Algae has helped create the atmosphere, played a role in populating the oceans and even produced biofuels so that we might pollute the atmosphere and the oceans a tiny bit less. Now, a team of researchers is coaxing therapeutic pharmaceuticals out of the hardy little organisms, in a process that could eventually produce biologic drugs that are a few orders of magnitude cheaper than existing drugs.
Many biologic drugs — drugs made of proteins — are manufactured in mammalian cell culture or by bacteria or yeasts for treating everything from diabetes to multiple sclerosis to cancer. But while these processes are effective, they can also be quite expensive — especially in the case of mammalian cell cultures. Some drugs require investments in the hundreds of millions of dollars before they even reach the clinical trial phase, derailing some potential therapies before they ever get a shot.

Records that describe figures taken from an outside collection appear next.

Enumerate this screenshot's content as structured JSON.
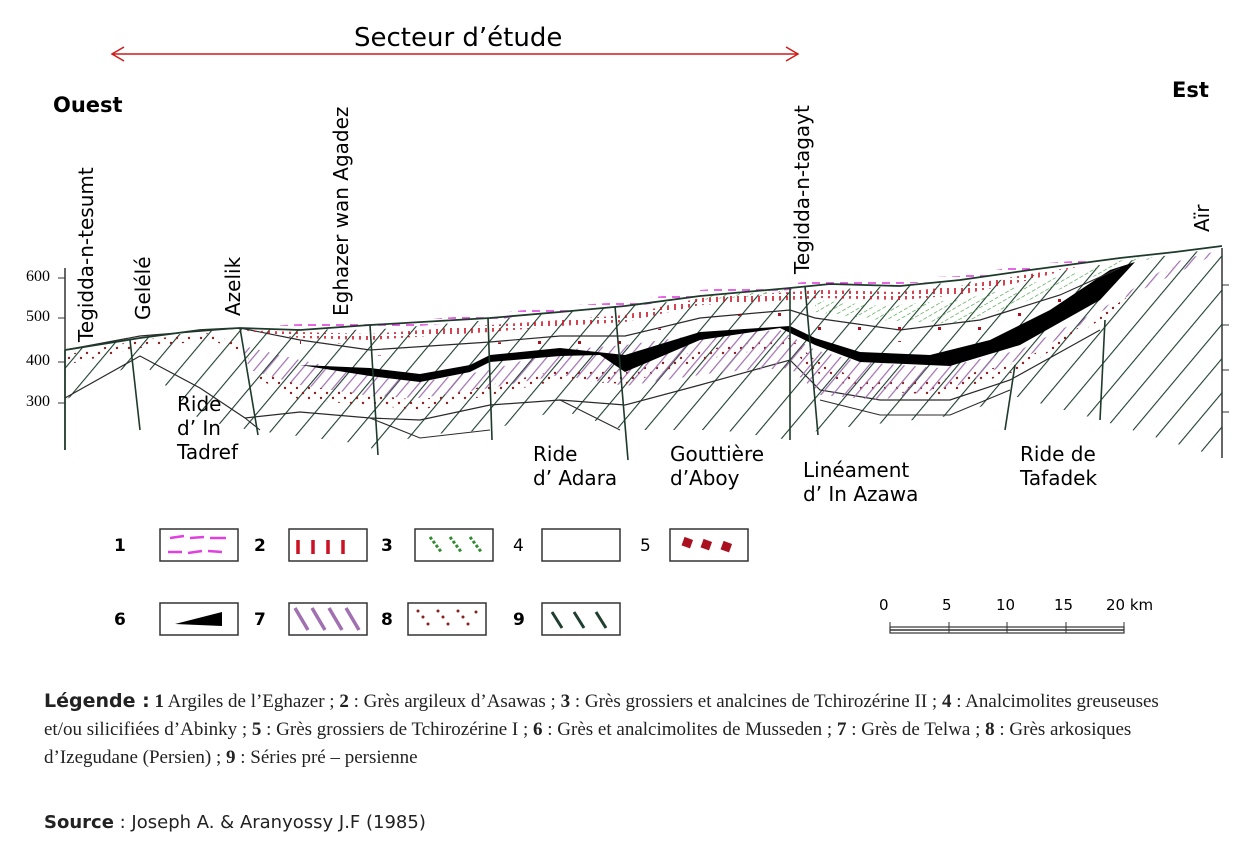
{
  "header": {
    "sector_label": "Secteur d’étude",
    "west_label": "Ouest",
    "east_label": "Est"
  },
  "axis": {
    "ticks": [
      "600",
      "500",
      "400",
      "300"
    ]
  },
  "localities": [
    {
      "name": "Tegidda-n-tesumt"
    },
    {
      "name": "Gelélé"
    },
    {
      "name": "Azelik"
    },
    {
      "name": "Eghazer wan Agadez"
    },
    {
      "name": "Tegidda-n-tagayt"
    },
    {
      "name": "Aïr"
    }
  ],
  "structures": {
    "ride_in_tadref": [
      "Ride",
      "d’ In",
      "Tadref"
    ],
    "ride_adara": [
      "Ride",
      "d’ Adara"
    ],
    "gouttiere_aboy": [
      "Gouttière",
      "d’Aboy"
    ],
    "lineament_in_azawa": [
      "Linéament",
      "d’ In Azawa"
    ],
    "ride_tafadek": [
      "Ride de",
      "Tafadek"
    ]
  },
  "legend_boxes": [
    {
      "num": "1",
      "pattern": "pink-dashes",
      "color": "#e040e0"
    },
    {
      "num": "2",
      "pattern": "red-ticks",
      "color": "#cc1122"
    },
    {
      "num": "3",
      "pattern": "green-dots",
      "color": "#2e8b2e"
    },
    {
      "num": "4",
      "pattern": "blank",
      "color": "#ffffff"
    },
    {
      "num": "5",
      "pattern": "red-diamonds",
      "color": "#aa1020"
    },
    {
      "num": "6",
      "pattern": "black-wedge",
      "color": "#000000"
    },
    {
      "num": "7",
      "pattern": "purple-hatch",
      "color": "#a070b0"
    },
    {
      "num": "8",
      "pattern": "brown-dots",
      "color": "#8b2020"
    },
    {
      "num": "9",
      "pattern": "dark-green-hatch",
      "color": "#1f3f2f"
    }
  ],
  "scale": {
    "ticks": [
      "0",
      "5",
      "10",
      "15",
      "20 km"
    ]
  },
  "legend": {
    "title": "Légende :",
    "items": [
      {
        "num": "1",
        "text": " Argiles de l’Eghazer ; "
      },
      {
        "num": "2",
        "text": " : Grès argileux d’Asawas ; "
      },
      {
        "num": "3",
        "text": " : Grès grossiers et analcines de Tchirozérine II ; "
      },
      {
        "num": "4",
        "text": " : Analcimolites greuseuses et/ou silicifiées d’Abinky ; "
      },
      {
        "num": "5",
        "text": " : Grès grossiers de Tchirozérine I ; "
      },
      {
        "num": "6",
        "text": " : Grès et analcimolites de Musseden ; "
      },
      {
        "num": "7",
        "text": " : Grès de Telwa ; "
      },
      {
        "num": "8",
        "text": " : Grès arkosiques d’Izegudane (Persien) ; "
      },
      {
        "num": "9",
        "text": " : Séries pré – persienne"
      }
    ]
  },
  "source": {
    "label": "Source",
    "text": " : Joseph A. & Aranyossy J.F (1985)"
  }
}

Green algae, on the other hand, is abundant, resilient, cheap to grow, and fantastically efficient at folding complex proteins. Unlike the bacteria, yeast, and mammalian cultures that ravenously consume nutrients and energy, algae thrives on sunlight and carbon dioxide alone. So if we can get algae to produce some of the complex proteins used in expensive MS or cancer therapies — proteins currently grown in mammalian culture — we could potentially cut costs from, say, $150 per gram to something like a nickel per gram. Those are savings worth pursuing.

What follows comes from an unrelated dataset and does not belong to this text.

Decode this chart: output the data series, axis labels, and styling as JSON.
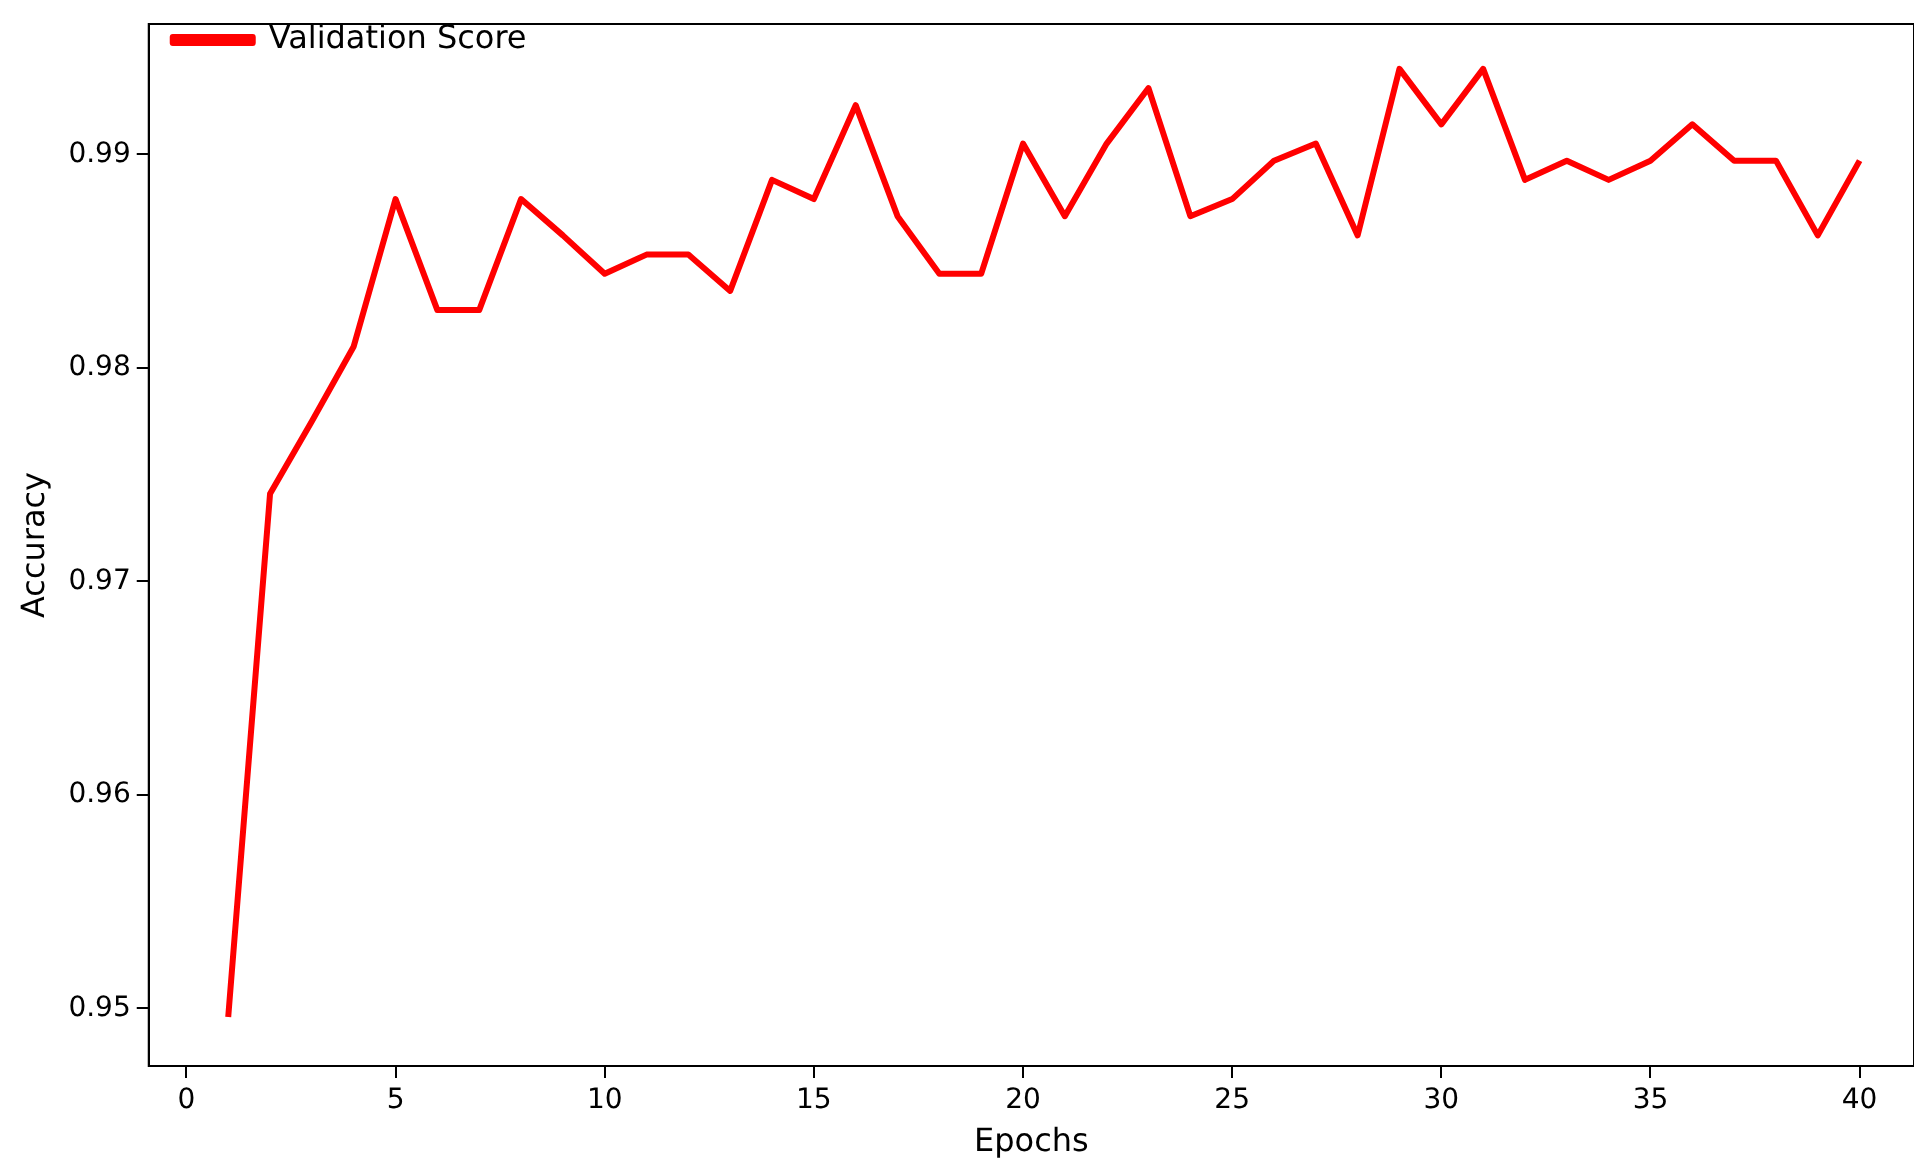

To test that potential, a group of biotech researchers at UC San Diego inserted genes for production of several different therapeutic proteins into the green alga Chlamydomonas reinhardtii. Of the seven proteins they were searching for, the algae produced four of them identically and at commercial volumes. With some more adjustments, researchers might even be able to increase yield.

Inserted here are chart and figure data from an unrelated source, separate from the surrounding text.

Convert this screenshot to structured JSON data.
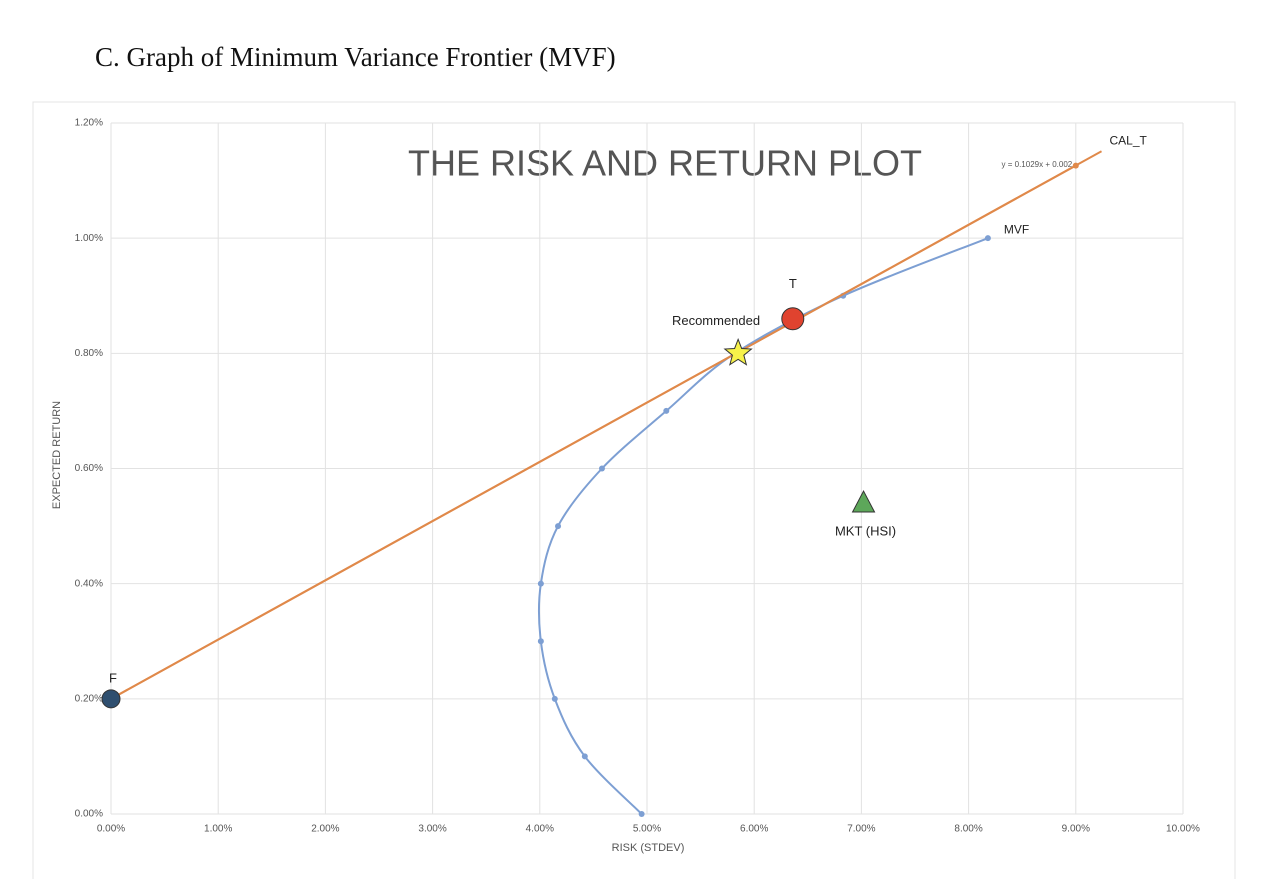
{
  "heading": "C. Graph of Minimum Variance Frontier (MVF)",
  "chart_data": {
    "type": "scatter",
    "title": "THE RISK AND RETURN PLOT",
    "x_label": "RISK (STDEV)",
    "y_label": "EXPECTED RETURN",
    "xlim": [
      0,
      10
    ],
    "ylim": [
      0,
      1.2
    ],
    "xticks": [
      {
        "value": 0,
        "label": "0.00%"
      },
      {
        "value": 1,
        "label": "1.00%"
      },
      {
        "value": 2,
        "label": "2.00%"
      },
      {
        "value": 3,
        "label": "3.00%"
      },
      {
        "value": 4,
        "label": "4.00%"
      },
      {
        "value": 5,
        "label": "5.00%"
      },
      {
        "value": 6,
        "label": "6.00%"
      },
      {
        "value": 7,
        "label": "7.00%"
      },
      {
        "value": 8,
        "label": "8.00%"
      },
      {
        "value": 9,
        "label": "9.00%"
      },
      {
        "value": 10,
        "label": "10.00%"
      }
    ],
    "yticks": [
      {
        "value": 0,
        "label": "0.00%"
      },
      {
        "value": 0.2,
        "label": "0.20%"
      },
      {
        "value": 0.4,
        "label": "0.40%"
      },
      {
        "value": 0.6,
        "label": "0.60%"
      },
      {
        "value": 0.8,
        "label": "0.80%"
      },
      {
        "value": 1,
        "label": "1.00%"
      },
      {
        "value": 1.2,
        "label": "1.20%"
      }
    ],
    "grid": true,
    "series": [
      {
        "name": "MVF",
        "color": "#7d9fd3",
        "smooth": true,
        "x": [
          4.95,
          4.42,
          4.14,
          4.01,
          4.01,
          4.17,
          4.58,
          5.18,
          5.82,
          6.83,
          8.18
        ],
        "values": [
          0,
          0.1,
          0.2,
          0.3,
          0.4,
          0.5,
          0.6,
          0.7,
          0.8,
          0.9,
          1.0
        ]
      },
      {
        "name": "CAL_T",
        "color": "#e0894a",
        "smooth": false,
        "x": [
          0,
          9.0
        ],
        "values": [
          0.2,
          1.126
        ]
      }
    ],
    "trendline": {
      "label": "y = 0.1029x + 0.002",
      "color": "#e0894a",
      "x": [
        0,
        9.24
      ],
      "values": [
        0.2,
        1.151
      ]
    },
    "points": [
      {
        "name": "F",
        "x": 0,
        "value": 0.2,
        "color": "#2f4f6f",
        "marker": "circle"
      },
      {
        "name": "Recommended",
        "x": 5.85,
        "value": 0.8,
        "color": "#f7f24a",
        "marker": "star"
      },
      {
        "name": "T",
        "x": 6.36,
        "value": 0.86,
        "color": "#e0432f",
        "marker": "circle"
      },
      {
        "name": "MKT (HSI)",
        "x": 7.02,
        "value": 0.54,
        "color": "#5da75a",
        "marker": "triangle"
      }
    ]
  }
}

Of course, that doesn’t mean the costs of expensive therapies will plunge overnight. Some yeast and bacterial systems are cheap enough — and so well refined after many years of use — that the cost savings brought about by algal systems probably wouldn’t justify scrapping the old production methods. But the cost advantage over mammalian cultures is too great to be ignored, meaning green algae could drastically trim the cost of some of the most expensive cancer therapies and MS drugs on the market. Not bad for pond scum.